Life is a Circus
I read lots and lots of on-line newspapers, and one of my favorites is Hometown Annapolis.
Annapolis is a sort of fifth-level hometown, meaning it would be about Number Five on my list of the best places to live. It’s really an All-American town, very historic, very East Coasty, and very scenic, although in a rather subtle way.
It isn’t too far from Washington, D.C. if you like to browse historical and genealogical records at the National Archives, a real treasure trove for historians and family researchers. I’ve been to Annapolis with side trips to D.C. several times, so I’m somewhat familiar with the landscape.
When I scanned the Annapolis paper this morning, my eye fell on a story in the Children’s section that reminded me of my own hometown, which shall remain unnamed here because I don’t want anyone there to know my whereabouts in case there’s a warrant out with my name on it.
The story that popped out was about the Cole Bros. Circus.
I did a little breath intake when I saw the headline. This was a real coincidence, not because I like circuses. I hate them. And not because I had been dragged to circuses against my wishes and now suffer irreparable psychological damage. No. None of these.
I actually was dragged off to the Cole Bros. Circus as a kid, more than once, in fact, because adults justify hauling defenseless kids around as excuses for satisfying their own fantasies.
That’s not the big deal here, though. A few years later, in high school, I worked for a circus in a manner of speaking, and I am firmly convinced that it was Cole Bros. That’s the only circus name I know and the only one ever to visit my hometown.
Well, to make a short story interminably longer, someone from the circus showed up at school one day recruiting temporary labor to help erect the bleachers. They offered no money, just a free meal and a ticket to the show that night.
Of course, they selected our high school because the only suckers who would work for nothing were high school boys who could not have cared less about attending the circus. We just wanted to get out of school for a day. We figured the work couldn’t be that hard.

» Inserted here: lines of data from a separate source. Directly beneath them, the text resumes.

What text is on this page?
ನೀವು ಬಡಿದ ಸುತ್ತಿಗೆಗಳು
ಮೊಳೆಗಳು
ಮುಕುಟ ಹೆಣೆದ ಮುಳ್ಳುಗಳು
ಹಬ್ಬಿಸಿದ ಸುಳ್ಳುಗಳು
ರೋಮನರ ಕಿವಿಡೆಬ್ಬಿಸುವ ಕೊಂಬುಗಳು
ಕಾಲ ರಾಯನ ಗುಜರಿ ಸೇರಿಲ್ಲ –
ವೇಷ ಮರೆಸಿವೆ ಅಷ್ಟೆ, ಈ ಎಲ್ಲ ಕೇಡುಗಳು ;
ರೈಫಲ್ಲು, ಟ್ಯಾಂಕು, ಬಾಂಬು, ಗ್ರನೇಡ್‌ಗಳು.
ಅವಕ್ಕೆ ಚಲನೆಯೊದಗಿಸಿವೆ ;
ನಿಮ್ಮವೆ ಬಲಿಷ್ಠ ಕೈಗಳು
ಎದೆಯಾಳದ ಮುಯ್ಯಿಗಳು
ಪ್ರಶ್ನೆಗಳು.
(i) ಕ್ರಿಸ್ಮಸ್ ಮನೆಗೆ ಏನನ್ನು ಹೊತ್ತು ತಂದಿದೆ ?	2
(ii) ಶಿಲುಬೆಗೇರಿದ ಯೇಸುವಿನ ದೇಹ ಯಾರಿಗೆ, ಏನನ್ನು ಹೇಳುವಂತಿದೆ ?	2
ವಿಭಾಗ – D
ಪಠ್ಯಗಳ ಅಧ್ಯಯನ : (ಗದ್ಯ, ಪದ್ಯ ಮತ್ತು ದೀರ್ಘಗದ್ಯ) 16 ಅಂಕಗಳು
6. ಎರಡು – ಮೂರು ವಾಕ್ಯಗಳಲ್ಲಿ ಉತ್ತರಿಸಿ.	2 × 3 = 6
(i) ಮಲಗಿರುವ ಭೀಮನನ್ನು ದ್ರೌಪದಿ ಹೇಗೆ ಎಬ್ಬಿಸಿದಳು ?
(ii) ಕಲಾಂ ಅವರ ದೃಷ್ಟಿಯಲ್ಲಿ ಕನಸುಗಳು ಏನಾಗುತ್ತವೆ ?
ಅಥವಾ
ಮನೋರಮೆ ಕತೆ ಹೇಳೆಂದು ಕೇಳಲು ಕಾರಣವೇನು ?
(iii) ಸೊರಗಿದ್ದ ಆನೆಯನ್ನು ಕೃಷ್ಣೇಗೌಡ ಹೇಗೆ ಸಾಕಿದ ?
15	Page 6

Wrong. This was slave labor pure and simple, and about two hours after our labor started, three quarters of us had bailed out. I stuck around, and I swear, single-handedly erected almost the entire set of bleachers.
In the process, I talked to some very nice circus people, laborers mostly but a gang boss or two as well. Some told me practically their life stories, which weren’t quite as romantic as the lives depicted in the movie The Greatest Show on Earth starring the recently demised Charlton Heston.
At the end of the day, I was too tired to think about attending the circus. Circuses are for kids, anyway. But I learned a couple of lessons from my brief stint as a circus laborer.
The circus food served to me, and I presume others, was lousier than anything I’ve run across since, except possibly the green eggs served on a rolling and tossing troop ship.
And I learned that most people have interesting stories they are willing to share, even with a kid like me in a hick town down South.
The arts of observation and listening have served me well over the years.